Here is an overview of what I am doing:
import wandb
data = [] # create fake data per epoch
for i in range(5):
data.append([[f"in1-{i}", f"out1-{i}", f"{i}"], [f"in2-{i}", f"out2-{i}", f"{i}"]])
wandb.init(project="Learn-Table", job_type="train", config={"seed": 1})
table = wandb.Table(columns=["Input", "Output", "Index"])
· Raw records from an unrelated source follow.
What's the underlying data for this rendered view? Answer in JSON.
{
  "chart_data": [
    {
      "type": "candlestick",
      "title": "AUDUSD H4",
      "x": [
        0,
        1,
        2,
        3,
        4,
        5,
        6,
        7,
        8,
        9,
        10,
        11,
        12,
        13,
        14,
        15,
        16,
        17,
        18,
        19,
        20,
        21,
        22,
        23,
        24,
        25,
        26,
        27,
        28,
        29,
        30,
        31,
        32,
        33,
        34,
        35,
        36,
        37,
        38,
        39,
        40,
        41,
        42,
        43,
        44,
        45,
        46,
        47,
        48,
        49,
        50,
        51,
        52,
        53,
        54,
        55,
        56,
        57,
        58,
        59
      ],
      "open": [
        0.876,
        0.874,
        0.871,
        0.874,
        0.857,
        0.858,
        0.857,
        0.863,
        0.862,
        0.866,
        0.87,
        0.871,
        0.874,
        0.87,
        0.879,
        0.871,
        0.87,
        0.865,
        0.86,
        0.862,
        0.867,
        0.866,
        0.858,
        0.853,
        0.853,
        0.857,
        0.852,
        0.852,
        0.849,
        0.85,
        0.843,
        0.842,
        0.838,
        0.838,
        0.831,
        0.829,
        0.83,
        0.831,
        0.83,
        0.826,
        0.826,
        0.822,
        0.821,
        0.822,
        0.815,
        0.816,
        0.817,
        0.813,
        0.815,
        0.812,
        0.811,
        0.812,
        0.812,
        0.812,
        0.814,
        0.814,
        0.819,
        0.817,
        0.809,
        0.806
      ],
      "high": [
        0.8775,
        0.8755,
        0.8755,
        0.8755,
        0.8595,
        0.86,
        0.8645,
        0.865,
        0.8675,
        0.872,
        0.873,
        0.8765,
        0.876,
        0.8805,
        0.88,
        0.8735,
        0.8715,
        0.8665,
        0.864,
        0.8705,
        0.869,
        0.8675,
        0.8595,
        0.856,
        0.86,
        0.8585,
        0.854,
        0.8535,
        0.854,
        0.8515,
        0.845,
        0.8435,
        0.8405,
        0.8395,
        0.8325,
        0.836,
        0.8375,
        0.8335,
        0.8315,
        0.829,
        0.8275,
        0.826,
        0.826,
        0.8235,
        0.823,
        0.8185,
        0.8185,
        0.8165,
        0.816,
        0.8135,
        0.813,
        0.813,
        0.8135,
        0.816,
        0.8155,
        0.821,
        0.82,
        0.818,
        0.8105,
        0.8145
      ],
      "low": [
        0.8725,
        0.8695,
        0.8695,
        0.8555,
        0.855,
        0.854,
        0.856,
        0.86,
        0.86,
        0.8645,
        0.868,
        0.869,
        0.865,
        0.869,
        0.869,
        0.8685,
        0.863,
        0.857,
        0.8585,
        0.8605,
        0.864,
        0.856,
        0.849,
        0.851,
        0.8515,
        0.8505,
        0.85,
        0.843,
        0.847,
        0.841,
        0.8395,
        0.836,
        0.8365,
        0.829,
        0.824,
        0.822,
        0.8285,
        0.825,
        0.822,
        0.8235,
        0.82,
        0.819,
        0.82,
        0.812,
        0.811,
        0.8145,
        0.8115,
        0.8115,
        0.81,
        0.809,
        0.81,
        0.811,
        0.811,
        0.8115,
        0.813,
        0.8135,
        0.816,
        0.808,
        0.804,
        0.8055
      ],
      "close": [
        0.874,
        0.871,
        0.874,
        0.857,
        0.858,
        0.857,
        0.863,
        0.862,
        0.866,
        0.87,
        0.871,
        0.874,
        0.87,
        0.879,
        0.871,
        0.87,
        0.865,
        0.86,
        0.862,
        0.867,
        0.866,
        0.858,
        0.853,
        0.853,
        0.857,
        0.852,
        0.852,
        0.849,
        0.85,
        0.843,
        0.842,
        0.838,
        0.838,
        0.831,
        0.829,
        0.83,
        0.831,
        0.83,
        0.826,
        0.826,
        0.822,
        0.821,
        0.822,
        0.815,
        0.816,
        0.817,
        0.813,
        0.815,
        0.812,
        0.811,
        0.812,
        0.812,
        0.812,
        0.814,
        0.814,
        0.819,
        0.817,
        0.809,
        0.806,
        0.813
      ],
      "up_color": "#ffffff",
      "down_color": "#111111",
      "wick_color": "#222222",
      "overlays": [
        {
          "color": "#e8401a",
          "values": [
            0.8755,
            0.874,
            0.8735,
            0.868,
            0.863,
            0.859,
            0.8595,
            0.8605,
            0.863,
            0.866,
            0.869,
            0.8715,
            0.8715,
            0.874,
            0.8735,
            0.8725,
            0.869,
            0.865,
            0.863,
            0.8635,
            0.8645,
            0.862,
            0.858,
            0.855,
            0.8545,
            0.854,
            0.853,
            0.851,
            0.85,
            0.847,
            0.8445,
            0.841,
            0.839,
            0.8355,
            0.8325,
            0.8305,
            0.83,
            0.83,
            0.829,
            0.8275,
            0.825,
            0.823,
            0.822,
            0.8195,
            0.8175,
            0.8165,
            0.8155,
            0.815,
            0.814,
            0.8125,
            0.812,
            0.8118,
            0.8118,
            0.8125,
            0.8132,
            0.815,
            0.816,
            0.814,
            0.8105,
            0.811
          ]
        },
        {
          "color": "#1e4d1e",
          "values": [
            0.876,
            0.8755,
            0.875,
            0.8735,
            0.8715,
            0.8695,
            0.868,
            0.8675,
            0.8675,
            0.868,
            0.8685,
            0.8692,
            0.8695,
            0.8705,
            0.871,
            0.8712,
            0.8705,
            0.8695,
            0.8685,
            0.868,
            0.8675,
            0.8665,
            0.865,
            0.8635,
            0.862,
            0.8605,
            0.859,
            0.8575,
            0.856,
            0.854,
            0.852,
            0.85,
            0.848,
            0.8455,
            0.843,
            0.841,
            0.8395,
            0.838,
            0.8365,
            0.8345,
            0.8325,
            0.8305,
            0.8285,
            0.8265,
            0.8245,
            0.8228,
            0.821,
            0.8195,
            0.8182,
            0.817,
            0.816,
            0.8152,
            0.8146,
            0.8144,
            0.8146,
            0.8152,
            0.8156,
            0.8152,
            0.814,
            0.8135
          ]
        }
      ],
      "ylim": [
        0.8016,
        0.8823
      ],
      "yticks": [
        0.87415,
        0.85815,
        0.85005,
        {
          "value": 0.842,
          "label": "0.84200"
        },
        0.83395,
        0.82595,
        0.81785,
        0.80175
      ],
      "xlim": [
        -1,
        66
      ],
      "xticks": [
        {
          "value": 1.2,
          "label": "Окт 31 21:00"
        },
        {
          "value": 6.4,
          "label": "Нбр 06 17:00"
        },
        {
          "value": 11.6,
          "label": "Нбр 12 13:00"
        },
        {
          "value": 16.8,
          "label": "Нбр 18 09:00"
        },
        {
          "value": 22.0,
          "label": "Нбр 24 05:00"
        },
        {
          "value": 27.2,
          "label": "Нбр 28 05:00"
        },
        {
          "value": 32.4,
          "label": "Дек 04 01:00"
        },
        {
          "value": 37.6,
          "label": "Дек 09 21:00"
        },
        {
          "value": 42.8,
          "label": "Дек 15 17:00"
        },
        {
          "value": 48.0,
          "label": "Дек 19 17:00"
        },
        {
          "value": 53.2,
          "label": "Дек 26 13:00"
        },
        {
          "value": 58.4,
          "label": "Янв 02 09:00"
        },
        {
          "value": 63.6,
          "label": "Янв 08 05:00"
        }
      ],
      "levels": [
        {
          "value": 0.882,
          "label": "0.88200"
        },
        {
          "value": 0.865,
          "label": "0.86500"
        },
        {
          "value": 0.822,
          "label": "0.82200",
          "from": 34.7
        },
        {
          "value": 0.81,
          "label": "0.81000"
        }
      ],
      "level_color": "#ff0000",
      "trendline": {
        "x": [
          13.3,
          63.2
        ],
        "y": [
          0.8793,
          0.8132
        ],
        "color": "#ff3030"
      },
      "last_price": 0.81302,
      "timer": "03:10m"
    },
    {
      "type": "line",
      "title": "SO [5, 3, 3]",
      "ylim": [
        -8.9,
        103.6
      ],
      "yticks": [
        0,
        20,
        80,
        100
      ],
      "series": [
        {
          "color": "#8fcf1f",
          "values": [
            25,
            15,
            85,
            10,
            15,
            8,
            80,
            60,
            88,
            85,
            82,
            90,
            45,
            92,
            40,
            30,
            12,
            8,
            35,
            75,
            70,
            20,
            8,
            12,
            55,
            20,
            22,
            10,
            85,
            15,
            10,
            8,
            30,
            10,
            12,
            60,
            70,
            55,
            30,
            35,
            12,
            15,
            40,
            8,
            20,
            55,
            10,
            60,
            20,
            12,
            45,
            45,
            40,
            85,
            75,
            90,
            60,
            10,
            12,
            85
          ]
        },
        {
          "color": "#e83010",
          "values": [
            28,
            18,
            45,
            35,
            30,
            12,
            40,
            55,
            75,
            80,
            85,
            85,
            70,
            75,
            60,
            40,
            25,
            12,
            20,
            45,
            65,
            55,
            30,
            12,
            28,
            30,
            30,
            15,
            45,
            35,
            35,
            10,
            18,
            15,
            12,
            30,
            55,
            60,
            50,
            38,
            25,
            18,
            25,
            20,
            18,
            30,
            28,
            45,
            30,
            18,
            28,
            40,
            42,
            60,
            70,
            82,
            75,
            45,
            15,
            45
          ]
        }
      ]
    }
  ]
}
for i, d in enumerate(data):
[table.add_data(*x) for x in d]
wandb.log({"table": table})
wandb.finish()
However, this does not work. In the local wandb
logging folder the run/files/media/table/table_0_.....table.json
only the first row is visible. So it does not seem to re-log when data is added:
{"columns": ["Input", "Output", "Index"], "data": [["in1-0", "out1-0", "0"], ["in2-0", "out2-0", "0"]]}
Online the same table sometimes shows twice, sometimes thrice. It contains the first table.
Alternative Idea
Recreate a new table everytime. This is NOT what I want. I want one table that gets appended every epoch.
import wandb
data = [] # create fake data per epoch
for i in range(5):
data.append([[f"in1-{i}", f"out1-{i}", f"{i}"], [f"in2-{i}", f"out2-{i}", f"{i}"]])
wandb.init(project="Learn-Table", job_type="train", config={"seed": 1})
for i, d in enumerate(data):
table = wandb.Table(data=d, columns=["Input", "Output", "Index"])
wandb.log({"table": table})
wandb.finish()
This also doesn’t work either. Locally, I see 5 different tables now in the logs. Online I see the same table twice or thrice, again. However, this time the last entry.
Conclusion
This all seems odd. Why is the same table shown multiple times? Why are tables in local logs that are not online?
Ideally, I would like to have one table that gets appended regularly. How do I do that?